Breaking the cycle: how abuse is perpetuated generationally, and why I decided to take a stand

Part of an ongoing series about life with complex post-traumatic stress disorder

K. Mintner
5 min readJun 3, 2020

People didn’t want to believe me when I told them I’d become an angry tyrant at home; it felt like they didn’t want to label me as an abuser because I have experienced so much trauma and because I am so (relatively) young. But for about a year, I was controlling, manipulative, dismissive, unfriendly, belittling, demanding…in short, many things my parents were to me. This was all triggered due to some extreme life circumstances and unusual stressors (serious health issues, moving 4 times in a year, being laid off from a job with a toxic boss, living in a new city without a support network, struggling with untreated depression, anxiety, and PTSD). But it wasn’t excusable — my behavior was not ok. It was the only way I knew to behave, but as an adult, it is and was my responsibility to make sure that I was getting the help I needed to take care of myself enough so that I could be safely in relationship with others.

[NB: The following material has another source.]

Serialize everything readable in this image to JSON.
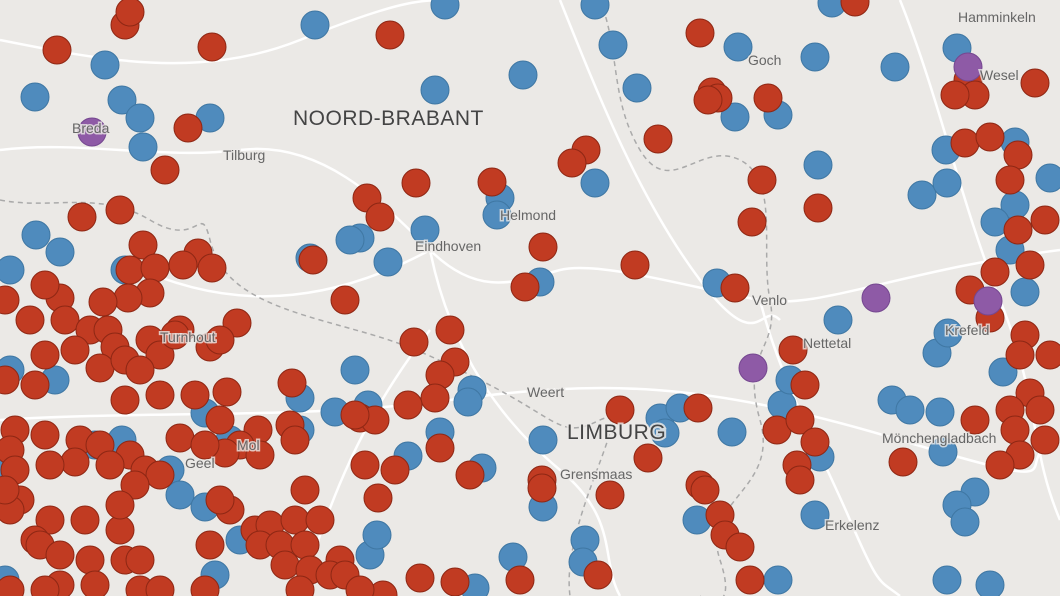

When I thought about it, it turned out that I couldn’t be in an intimate relationship at the same time as working on myself. My instincts to please or control others were too strong for me to be able to hear and acknowledge my own needs. So I’m off the market for the next 1–3 years while I retool my emotional engines. I will not have children until I am able to trust myself, and when I do, I will be sure to be in a parents’ support group.

Having gone through this, I know that it is hard to say to yourself, I was being a terrible person. I was an abuser. I hurt someone who mattered to me. I caused them pain. It was extra hard for me to admit because having been abused in the same ways, I knew the emotions — pain, fear, anger, and desperation to please that the person I hurt was feeling. I was so miserable that I spawned misery in my wake, and it was my subconscious mission to flatten the smile off of anyone’s face who did not share in my pain.

I just didn’t know that relationships could exist where each person was equal; I thought it was, dominate or be dominated. I had always been the one being abused, but it turns out it sucks to be the person in control and causing fear, too. I can’t count how many times the other person just wanted me to be sorry, to acknowledge their pain I was causing, how not ok things were. I was an expert at rationalizing my behavior to them. I realize now that it was because if I admitted the pain I was causing them, I would have had to admit the immensity of the pain and torment I had felt in the decades I was trapped in an abusive home as a child. It is very hard to come to terms with the fact that your parents did not treat you well, that they were not loving, and that they will never accept who you are as a person. And the people around me paid the price of that until I was finally able to internalize how wrong it was for me to have been treated like that, and what a cretin I was to treat others in a way I knew acutely was not ok.

So I want to say, there is nothing abnormal about you if someone abused you, and you abuse too. Maybe you hit your spouse or children. Maybe you try to control others’ behavior in your family. Maybe you tease people mercilessly or call people mean nicknames. Many, many times parents repeat how their parents treated them, and not even consciously. But as common as this may be, you do have a responsibility to own your behavior and work on yourself. My partner of ten years dumped me because unmedicated, undiagnosed, and not knowing I needed to work with a trauma therapist, I just couldn’t keep it together enough to not repeat the toxic behaviors that I had seen and heard so many times, and then had to listen to on repeat in flashbacks in my head. Anger explosions became the norm at home. It was a wake up call. But you don’t have to wait for someone to dump you to make change. You can go after it right now, starting today. If you know you say or do things you shouldn’t but don’t know how to behave differently, you are not alone. Counselors hear about these things all the time. You do not have to be ashamed to share your struggles. We are all human. You have worth despite your failures or your sins.

When you abuse someone once, it is not a life sentence. You are not forever someone who is abusive. You are not unsaveable. There is hope. It takes a lot of work, but you can deal with the trauma that is causing bitterness inside of you, so that you stop puking that bitterness out on other people in the form of shouts or slaps. Usually you first need to address any substance issues you may have, with alcohol or other forms of escapism, and then you can start working on codependency, anger management, PTSD management, DBT, EMDR, or whatever else you need. Just because you’ve hurt other people once does not mean you are doomed to do it again. But you cannot expect yourself to change without trying to fix the problems in a new way, and being open and real about what the problem is.

If you choose to seek help from professionals to undo all the unconstructive modes of being you learned in a toxic family growing up, you are being brave, you are courageous, you are getting the support you need to make a healthier life for your family. There is no shame in needing support, because no one is born knowing how to be kind, how to deal with stress, how to communicate and regulate their emotions. You have to be taught. And if you didn’t have the right teachers at home, you need to find some teachers now, as a grown up. You can learn to manage yourself, regulate your emotions, and become one of those people whose mouth isn’t always turned down or who isn’t always about to fly off the handle. I know, because that was me, and now it’s not.